In biology, a phylum (plural: phyla) is a taxonomic rank below Kingdom and above Class. "Phylum" is equivalent to the botanical term division.

  • Classes comprising animals like fishes, amphibians, reptiles, birds along with mammals constitute the next higher category called Phylum.
  • All these, based on the common features like presence of notochord and dorsal hollow neural system, are included in phylum Chordata.
  • In case of plants, classes with a few similar characters are assigned to a higher category called Division.

Kingdom

  • The kingdom or regnum is a taxonomic rank in either (historically) the highest rank, or (in the new three-domain system) the rank below domain.
  • Each kingdom is divided into smaller groups called phyla (or in some contexts these are called "divisions").
  • A system of six kingdoms is used at many places-Animalia, Plantae, Fungi, Protista, Archaea, Bacteria.
  • While some describe five kingdoms as -Animalia, Plantae, Fungi, Protista, and Prokaryota or Monera.
  • The classifications of taxonomy are life, domain, kingdom, phylum, class, order, family, genus, and species.
  • All animals belonging to various phyla are assigned to the highest category called Kingdom Animalia in the classification system of animals.
  • The Kingdom Plantae, on the other hand, is distinct, and comprises all plants from various divisions.
  • Henceforth, we will refer to these two groups as animal and plant kingdoms. The taxonomic categories from species to kingdom have been shown in ascending order starting with species .These are broad categories.
  • However, taxonomists have also developed sub-categories in this hierarchy to facilitate more sound and scientific placement of various taxa.
  • For example, as we go higher from species to kingdom, the number of common characteristics goes on decreasing. Lower the taxa more are the characteristics that the members within the taxon share.
  • Higher the category, greater is the difficulty of determining the relationship to other taxa at the same level. Hence, the problem of classification becomes more complex.

DOMAIN

“A Domain (also super regnum, super kingdom, or empire) is the highest taxonomic rank of organisms, higher than a kingdom.

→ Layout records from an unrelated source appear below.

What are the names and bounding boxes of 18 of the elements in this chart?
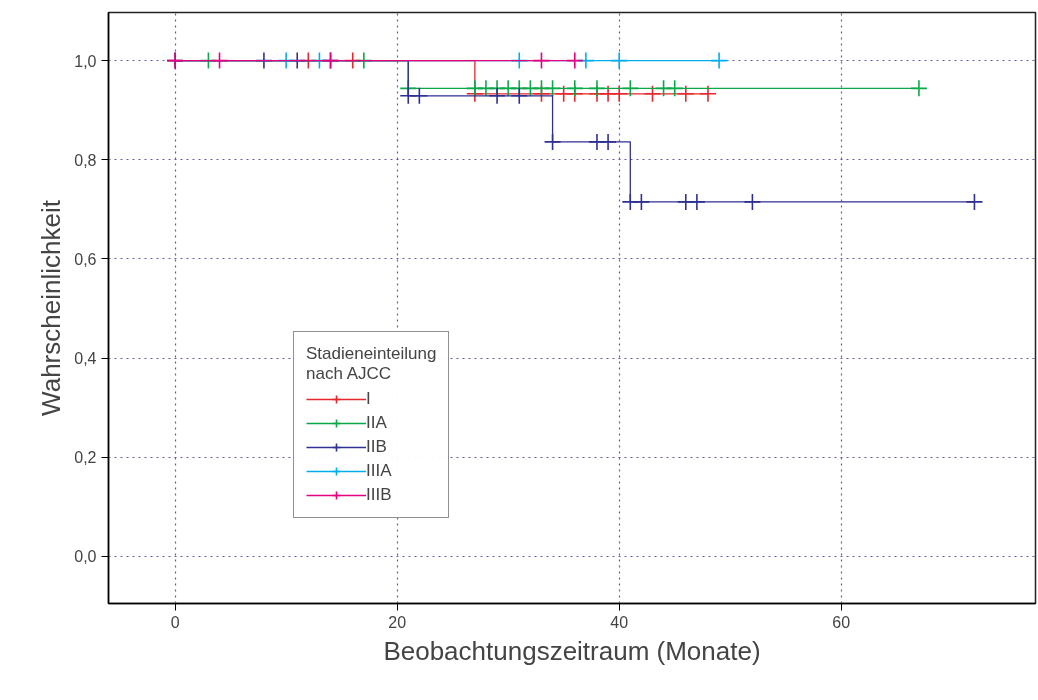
y-tick-label: 0,6 xyxy=(74,250,97,268)
legend-label: I xyxy=(366,389,372,409)
y-tick-label: 1,0 xyxy=(74,52,97,70)
x-tick-label: 60 xyxy=(832,613,851,631)
legend-label: IIIB xyxy=(366,485,392,505)
x-tick-label: 20 xyxy=(388,613,407,631)
y-tick-label: 0,4 xyxy=(74,350,97,368)
x-tick-label: 40 xyxy=(610,613,629,631)
legend-label: IIB xyxy=(366,437,387,457)
legend-label: IIA xyxy=(366,413,387,433)
y-axis-title: Wahrscheinlichkeit xyxy=(36,199,67,416)
y-tick-label: 0,8 xyxy=(74,151,97,169)
legend-label: IIIA xyxy=(366,461,392,481)
y-tick-label: 0,2 xyxy=(74,449,97,467)
x-tick-label: 0 xyxy=(170,613,180,631)
y-tick-label: 0,0 xyxy=(74,548,97,566)
legend-title: Stadieneinteilung nach AJCC xyxy=(306,344,437,384)
x-axis-title: Beobachtungszeitraum (Monate) xyxy=(383,635,761,666)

  • According to the three-domain system of Carl Woese, introduced in 1990, the Tree of Life  consists of three domains: Archaea, Bacteria and Eukarya. The arrangement of taxa reflects the fundamental differences in the genomes.
  • There are some alternative classifications of life: The two-empire system or super domain system, with top-level groupings of Prokaryota (or Monera), Eukaryota and the recently discovered Archaea empires.
  • The six-kingdom system with top-level groupings of Eubacteria, Archaebacteria, Protista, Fungi, Plantae, and Animalia.
  • As these groupings depend primarily on the analysis of genetic sequence data and cladistics, additional proposed arrangements are to be expected.
  • None of the three systems currently include non-cellular life.